Just a follow-up on VitaGraft. You've got the early access program going right now. Is the lab pretty much set for launch? And are you prepared to scale for additional volume?

Great question. Right now, the lab is ready. We are accepting samples from our EAP accounts. We continue to refine our logistics and workflow and courier services and things like that. So that's been -- it's why we do the EAP. But we are ready to go for market. As I speak now, we have hired the people we need. We needed to hire. We're able to run the multiple shifts -- and so we are appropriately staffed and ready to go to provide the town times that I mentioned in my earlier comments. So I feel like we're good there.

Nashville is not a small -- it's not a big lab. It's a small facility. But we think that team was running a couple of shifts. We think we can get that somewhere between $18 million to $20 million in revenue before we have to think about a third shift or expanding the facility. So we've got some runway ahead of us there, but obviously, we hope to blow through that as quickly as which we can. So we are having to look at that and think of our long-term planning about what do we do about expanding Nashville.

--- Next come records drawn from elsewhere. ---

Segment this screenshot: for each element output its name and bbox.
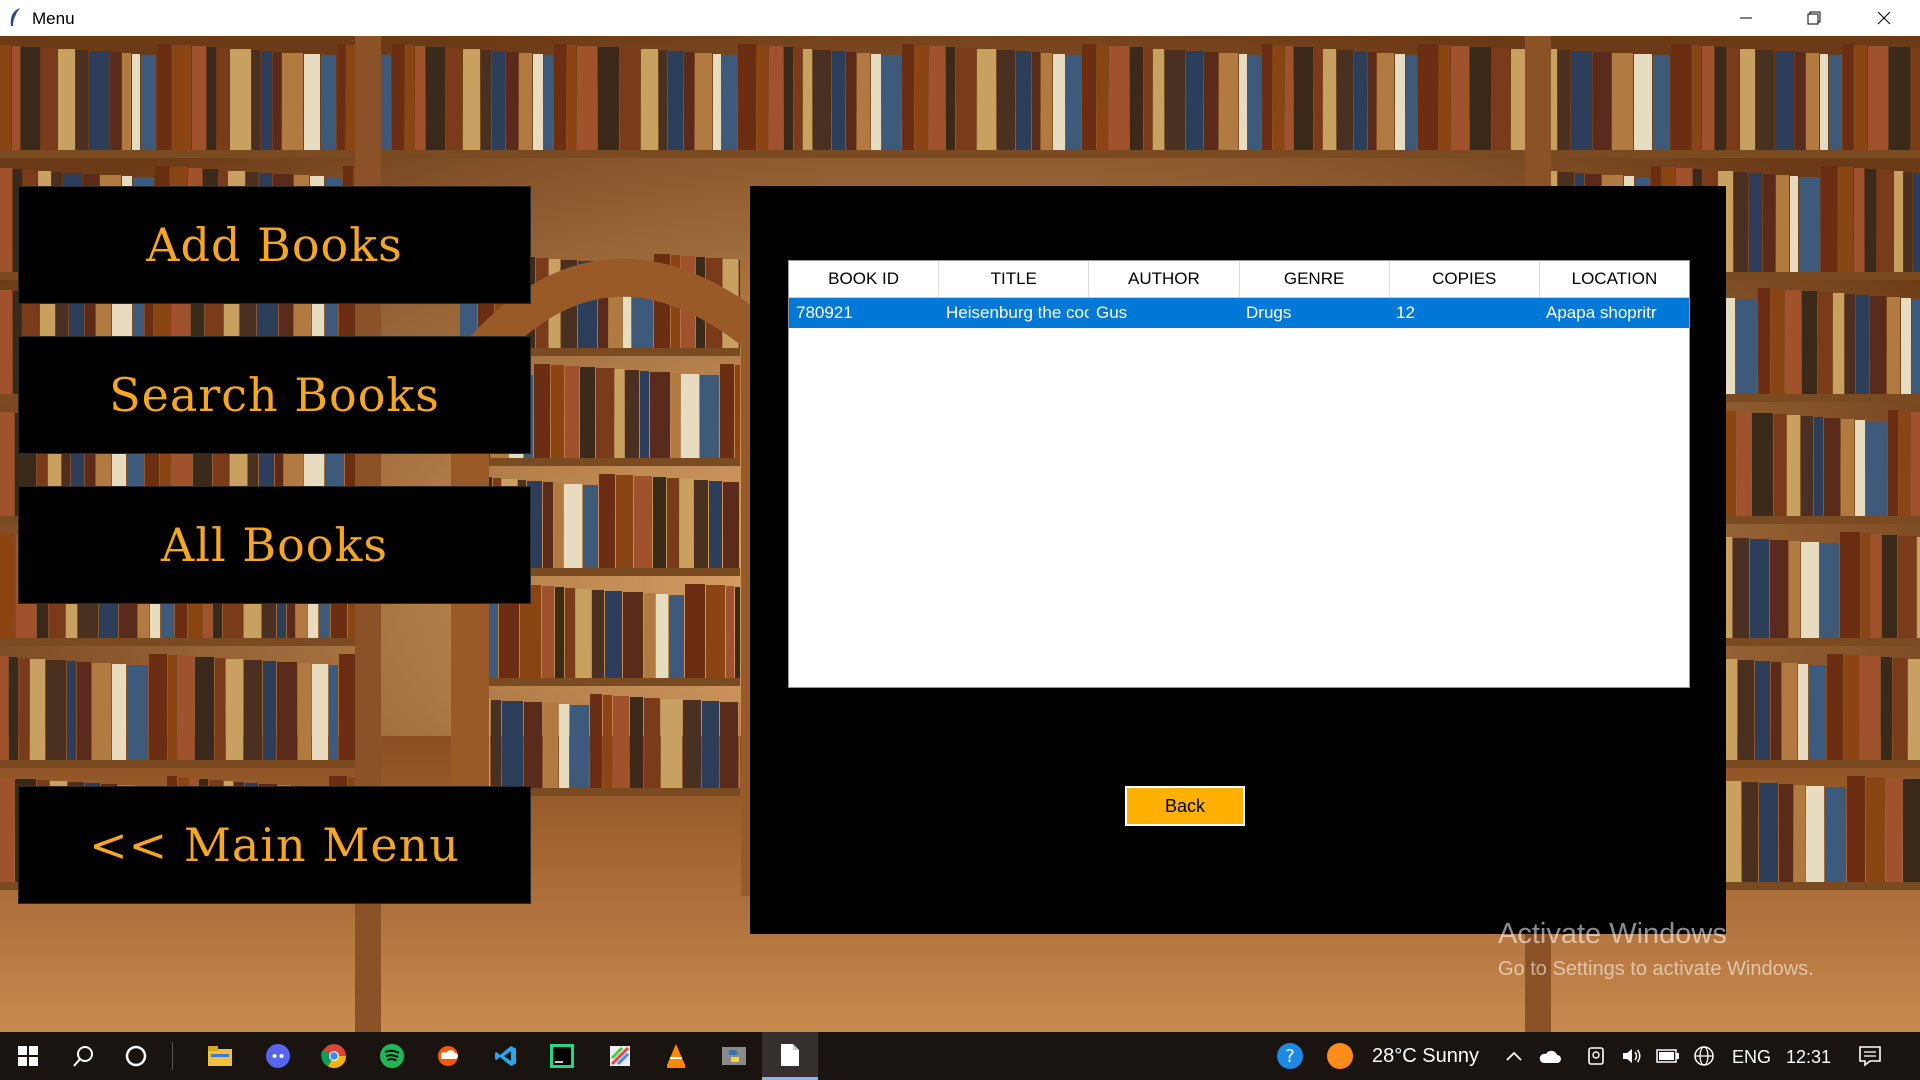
activation-watermark-subtitle: Go to Settings to activate Windows. — [1498, 958, 1814, 980]
search-icon — [73, 1046, 93, 1067]
minimize-icon — [1740, 17, 1752, 19]
column-header-author[interactable]: AUTHOR — [1089, 261, 1240, 297]
search-books-button[interactable]: Search Books — [18, 336, 531, 454]
restore-icon — [1807, 11, 1821, 25]
pycharm-button[interactable] — [534, 1032, 590, 1080]
input-language[interactable]: ENG — [1732, 1047, 1771, 1068]
discord-icon — [266, 1044, 290, 1068]
soundcloud-icon — [438, 1046, 458, 1066]
help-icon: ? — [1277, 1043, 1303, 1069]
taskbar: ? 28°C Sunny ENG 12:31 — [0, 1032, 1920, 1080]
column-header-location[interactable]: LOCATION — [1540, 261, 1689, 297]
activation-watermark-title: Activate Windows — [1498, 918, 1727, 950]
taskbar-divider — [172, 1042, 173, 1070]
chrome-icon — [321, 1044, 346, 1069]
add-books-button[interactable]: Add Books — [18, 186, 531, 304]
vscode-icon — [495, 1046, 516, 1066]
feather-icon — [10, 8, 20, 26]
back-button[interactable]: Back — [1125, 786, 1245, 826]
cell-book-id: 780921 — [796, 303, 853, 322]
notifications-button[interactable] — [1842, 1032, 1898, 1080]
chrome-button[interactable] — [306, 1032, 362, 1080]
camera-icon — [1588, 1047, 1604, 1065]
books-table[interactable]: BOOK ID TITLE AUTHOR GENRE COPIES LOCATI… — [788, 260, 1690, 688]
paint-icon — [610, 1046, 630, 1066]
onedrive-button[interactable] — [1532, 1032, 1568, 1080]
volume-button[interactable] — [1614, 1032, 1650, 1080]
cell-location: Apapa shopritr — [1546, 303, 1657, 322]
soundcloud-button[interactable] — [420, 1032, 476, 1080]
vscode-button[interactable] — [478, 1032, 534, 1080]
cell-title: Heisenburg the cook — [946, 303, 1089, 322]
cloud-icon — [1539, 1050, 1561, 1063]
search-button[interactable] — [56, 1032, 112, 1080]
paint-button[interactable] — [592, 1032, 648, 1080]
cell-genre: Drugs — [1246, 303, 1292, 322]
column-header-title[interactable]: TITLE — [939, 261, 1090, 297]
column-header-genre[interactable]: GENRE — [1240, 261, 1390, 297]
window-title: Menu — [32, 9, 75, 28]
battery-icon — [1656, 1049, 1679, 1063]
windows-logo-icon — [18, 1046, 38, 1066]
weather-button[interactable] — [1312, 1032, 1368, 1080]
vlc-button[interactable] — [648, 1032, 704, 1080]
notification-icon — [1859, 1046, 1881, 1067]
discord-button[interactable] — [250, 1032, 306, 1080]
meet-now-button[interactable] — [1578, 1032, 1614, 1080]
column-header-copies[interactable]: COPIES — [1390, 261, 1540, 297]
table-row[interactable]: 780921 Heisenburg the cook Gus Drugs 12 … — [789, 298, 1689, 328]
show-hidden-icons-button[interactable] — [1496, 1032, 1532, 1080]
cell-author: Gus — [1096, 303, 1128, 322]
svg-text:?: ? — [1285, 1046, 1295, 1067]
pycharm-icon — [550, 1044, 574, 1068]
battery-button[interactable] — [1650, 1032, 1686, 1080]
file-explorer-button[interactable] — [192, 1032, 248, 1080]
close-button[interactable] — [1850, 0, 1918, 36]
table-header: BOOK ID TITLE AUTHOR GENRE COPIES LOCATI… — [789, 261, 1689, 298]
cell-copies: 12 — [1396, 303, 1415, 322]
title-bar: Menu — [0, 0, 1920, 37]
spotify-button[interactable] — [364, 1032, 420, 1080]
file-explorer-icon — [208, 1046, 232, 1066]
python-icon — [722, 1047, 746, 1065]
vlc-icon — [667, 1044, 685, 1068]
speaker-icon — [1623, 1049, 1641, 1063]
books-panel: BOOK ID TITLE AUTHOR GENRE COPIES LOCATI… — [750, 186, 1726, 934]
main-menu-button[interactable]: << Main Menu — [18, 786, 531, 904]
python-button[interactable] — [706, 1032, 762, 1080]
globe-icon — [1694, 1046, 1714, 1066]
close-icon — [1877, 11, 1891, 25]
network-button[interactable] — [1686, 1032, 1722, 1080]
start-button[interactable] — [0, 1032, 56, 1080]
clock[interactable]: 12:31 — [1786, 1047, 1831, 1068]
weather-text[interactable]: 28°C Sunny — [1372, 1045, 1479, 1068]
notepad-icon — [781, 1043, 799, 1066]
notepad-button[interactable] — [762, 1032, 818, 1080]
chevron-up-icon — [1506, 1051, 1522, 1061]
sun-icon — [1327, 1043, 1353, 1069]
cortana-button[interactable] — [108, 1032, 164, 1080]
cortana-circle-icon — [125, 1045, 147, 1067]
all-books-button[interactable]: All Books — [18, 486, 531, 604]
column-header-book-id[interactable]: BOOK ID — [789, 261, 940, 297]
help-button[interactable]: ? — [1262, 1032, 1318, 1080]
spotify-icon — [380, 1044, 404, 1068]
restore-button[interactable] — [1780, 0, 1848, 36]
minimize-button[interactable] — [1712, 0, 1780, 36]
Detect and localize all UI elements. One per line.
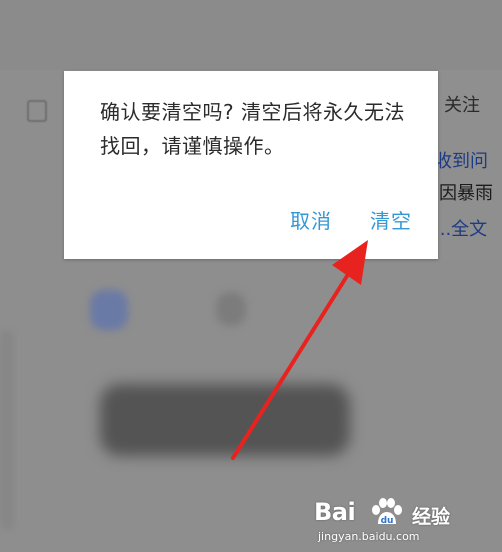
background-article-line: 因暴雨: [439, 183, 493, 204]
baidu-jingyan-watermark: Bai du 经验 jingyan.baidu.com: [312, 496, 502, 552]
dialog-message: 确认要清空吗? 清空后将永久无法找回，请谨慎操作。: [100, 100, 405, 158]
background-article-line: ...全文: [434, 219, 488, 240]
background-checkbox: [27, 100, 47, 122]
background-article-line: 收到问: [434, 151, 488, 172]
baidu-paw-icon: du: [372, 498, 402, 526]
watermark-suffix: 经验: [412, 506, 451, 528]
cancel-button[interactable]: 取消: [284, 201, 338, 241]
background-blurred-icon: [90, 290, 128, 330]
watermark-brand: Bai: [314, 498, 356, 526]
background-blurred-edge: [0, 330, 14, 530]
background-blurred-icon: [216, 292, 246, 326]
background-header-area: [0, 0, 502, 70]
confirm-clear-button[interactable]: 清空: [364, 201, 418, 241]
svg-text:du: du: [381, 516, 394, 526]
confirm-clear-dialog: 确认要清空吗? 清空后将永久无法找回，请谨慎操作。 取消 清空: [64, 71, 438, 259]
watermark-url: jingyan.baidu.com: [318, 530, 420, 543]
background-follow-label: 关注: [444, 95, 480, 116]
background-blurred-card: [100, 384, 350, 456]
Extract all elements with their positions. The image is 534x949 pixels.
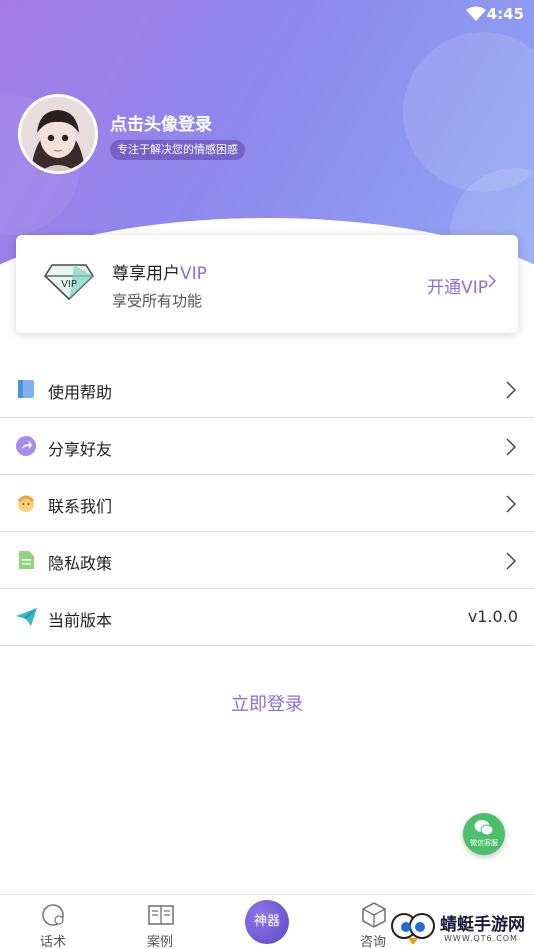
vip-badge-text: VIP	[61, 279, 77, 290]
vip-subtitle: 享受所有功能	[112, 292, 203, 310]
menu-item-help[interactable]: 使用帮助	[0, 361, 534, 418]
wechat-service-label: 微信客服	[470, 839, 498, 847]
tab-label: 话术	[39, 935, 66, 949]
tab-scripts[interactable]: 话术	[13, 895, 93, 949]
vip-card[interactable]: VIP 尊享用户VIP 享受所有功能 开通VIP	[16, 235, 518, 333]
menu-item-label: 分享好友	[48, 440, 113, 459]
book-icon	[16, 379, 36, 399]
vip-title-prefix: 尊享用户	[112, 264, 180, 284]
menu-item-label: 当前版本	[48, 611, 113, 630]
chevron-right-icon	[488, 273, 497, 293]
paper-plane-icon	[16, 607, 37, 627]
login-now-button[interactable]: 立即登录	[0, 690, 534, 716]
open-book-icon	[148, 902, 174, 932]
vip-title-vip: VIP	[180, 264, 207, 284]
vip-title: 尊享用户VIP	[112, 259, 207, 284]
menu-item-version: 当前版本 v1.0.0	[0, 589, 534, 646]
tab-cases[interactable]: 案例	[120, 895, 200, 949]
document-icon	[16, 550, 36, 570]
open-vip-button[interactable]: 开通VIP	[427, 273, 488, 298]
chevron-right-icon	[506, 495, 517, 517]
menu-item-label: 使用帮助	[48, 383, 113, 402]
login-prompt[interactable]: 点击头像登录	[110, 110, 212, 135]
cube-icon	[361, 902, 387, 932]
wifi-icon	[466, 6, 486, 26]
profile-tagline: 专注于解决您的情感困惑	[110, 140, 245, 160]
clock: 4:45	[486, 5, 524, 23]
watermark-logo: 蜻蜓手游网 WWW.QT6.COM	[388, 904, 534, 949]
menu-item-privacy[interactable]: 隐私政策	[0, 532, 534, 589]
wechat-service-button[interactable]: 微信客服	[463, 813, 505, 855]
chat-face-icon	[41, 902, 67, 932]
tab-label: 案例	[146, 935, 173, 949]
watermark-url: WWW.QT6.COM	[444, 934, 518, 943]
dragonfly-logo-icon	[388, 906, 438, 949]
menu-item-contact[interactable]: 联系我们	[0, 475, 534, 532]
tab-tools[interactable]: 神器	[245, 900, 289, 944]
status-bar: 4:45	[0, 0, 534, 30]
avatar[interactable]	[18, 94, 98, 174]
chevron-right-icon	[506, 381, 517, 403]
settings-menu: 使用帮助 分享好友 联系我们 隐私政策 当前版本 v1.0.0	[0, 361, 534, 646]
chevron-right-icon	[506, 552, 517, 574]
tab-label: 神器	[253, 914, 280, 929]
chevron-right-icon	[506, 438, 517, 460]
diamond-icon: VIP	[43, 261, 95, 305]
share-icon	[16, 436, 36, 456]
watermark-brand: 蜻蜓手游网	[440, 915, 525, 935]
menu-item-label: 联系我们	[48, 497, 113, 516]
version-value: v1.0.0	[467, 607, 518, 626]
menu-item-label: 隐私政策	[48, 554, 113, 573]
contact-icon	[16, 493, 36, 513]
menu-item-share[interactable]: 分享好友	[0, 418, 534, 475]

And then in terms of the other launch preparations, it's a fairly compact target market that you're going after. So you can scale the sales force pretty effectively. Is there anything else that needs to be put in place prior to the launch?

Of transplant. The only other thing that we really probably want to add are some med ed folks, some folks that can go in and educate the accounts on utility of our test and how to use it. And as you know, that's not a sales rep under the current compliance world we live in, that needs to be doctor to doctor, scientist to scientist. And so we have one of those, but we will probably need to give up a few of those to be able to serve a broader market in transplant. Thank you, Bruce.

And we have reached the end of the question-and-answer session. I'll now turn the call back over to Ron Andrews for closing remarks.

Thanks, everyone. I appreciate your time today. We certainly appreciate your patience with these long calls, but it's really important. We have a lot going on. All these products are making their way rapidly through the process, and we're very excited about where we are in terms of the product development, moving and transitioning to commercialization. So we look forward to chatting with you soon. Have a great week.

And this concludes today's conference, and you may disconnect your lines at this time. Thank you for your patience.